Toutefois, cette entreprise ne va pas pour vous sans difficultés. Les attaques contre le code du travail ne se font jamais sans résistances : les manifestations contre le CPE, les actions en justice contre le CNE ont sonné à vos oreilles comme des mises en garde contre une stratégie d'attaque frontale trop dangereuse à tenir.
De nombreux Français sont de moins en moins dupes du discours présidentiel sur la prétendue défense de la France du travail – la France qui se lève tôt.
Vous avez donc opté pour une stratégie un peu plus pernicieuse, et moins visible, qui consiste à réduire le plus possible le nombre des personnes protégées par ce code.
Et l'article L. 8221-6 du code du travail, que notre amendement propose de supprimer, entre bien dans cette stratégie. Il concerne les relations entre le donneur d'ordres par un contrat de travail et les personnes, physiques ou morales, exécutant une activité pour ce donneur d'ordres. Ces personnes sont présumées ne pas être liées avec le donneur d'ordres par un contrat de travail dans l'exécution de son activité. Le salarié réalisant des travaux pour une entreprise donneuse d'ordres étant transformé en travailleur indépendant, il n'entre plus dans le champ du code du travail. Autrement dit, il ne dispose d'aucune disposition protectrice de ce code, que cela concerne la durée légale du travail, le salaire minimal, les droits à la sécurité sociale, ou encore, comme on vient de le voir, ce que vous appelez les seuils. Cela est pratique pour les entreprises qui peuvent ainsi disposer d'une main-d'oeuvre beaucoup plus flexible, plus contrainte, car dépendante de la société donneuse d'ordres.

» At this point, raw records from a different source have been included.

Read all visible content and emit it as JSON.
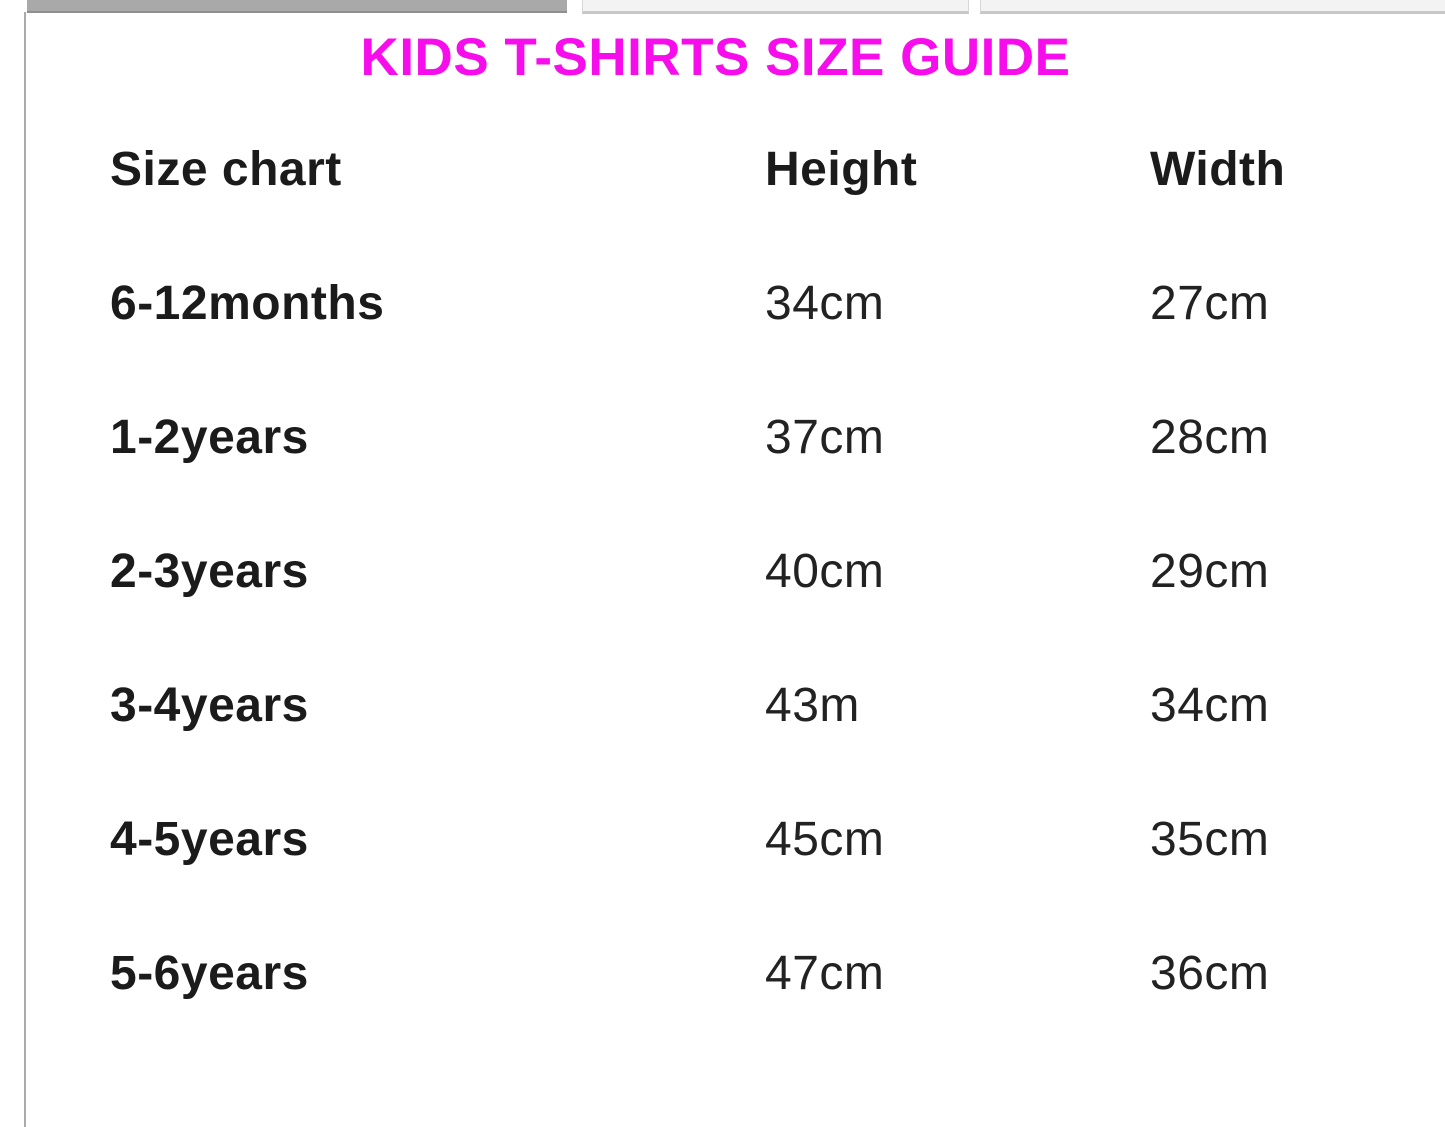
{
  "page": {
    "title": "KIDS T-SHIRTS SIZE GUIDE",
    "title_color": "#f70cec"
  },
  "decor": {
    "top_dark_bar_color": "#a9a9a9",
    "top_light_bar_color": "#f3f3f3",
    "left_rule_color": "#ababab"
  },
  "table": {
    "headers": {
      "size": "Size chart",
      "height": "Height",
      "width": "Width"
    },
    "rows": [
      {
        "size": "6-12months",
        "height": "34cm",
        "width": "27cm"
      },
      {
        "size": "1-2years",
        "height": "37cm",
        "width": "28cm"
      },
      {
        "size": "2-3years",
        "height": "40cm",
        "width": "29cm"
      },
      {
        "size": "3-4years",
        "height": "43m",
        "width": "34cm"
      },
      {
        "size": "4-5years",
        "height": "45cm",
        "width": "35cm"
      },
      {
        "size": "5-6years",
        "height": "47cm",
        "width": "36cm"
      }
    ]
  },
  "chart_data": {
    "type": "table",
    "title": "KIDS T-SHIRTS SIZE GUIDE",
    "columns": [
      "Size chart",
      "Height",
      "Width"
    ],
    "rows": [
      [
        "6-12months",
        "34cm",
        "27cm"
      ],
      [
        "1-2years",
        "37cm",
        "28cm"
      ],
      [
        "2-3years",
        "40cm",
        "29cm"
      ],
      [
        "3-4years",
        "43m",
        "34cm"
      ],
      [
        "4-5years",
        "45cm",
        "35cm"
      ],
      [
        "5-6years",
        "47cm",
        "36cm"
      ]
    ]
  }
}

Les secteurs dans lesquels les pratiques de ce genre sont en vigueur sont nombreux. Plusieurs ouvriers du bâtiment, par exemple, travaillent pour des sociétés donneuses d'ordres sous le statut d'artisan, alors même qu'ils n'ont pas choisi ce statut.
Les grandes surfaces ont également compris l'intérêt de cette disposition du code du travail que nous avions abrogée quand nous étions au gouvernement, mais que votre majorité s'est empressée de rétablir.
L'article L. 8221-6 du code du travail est à l'image de l'économie prétendument moderne dont vous rêvez : une économie dérégulée, où le chacun pour soi règne en maître et où les droits collectifs ne sont que pure chimère. C'est la raison pour laquelle nous demandons la suppression du 1° du I et des trois derniers alinéas de cet article. C'est aussi la raison pour laquelle nous avons demandé un scrutin public sur cet amendement.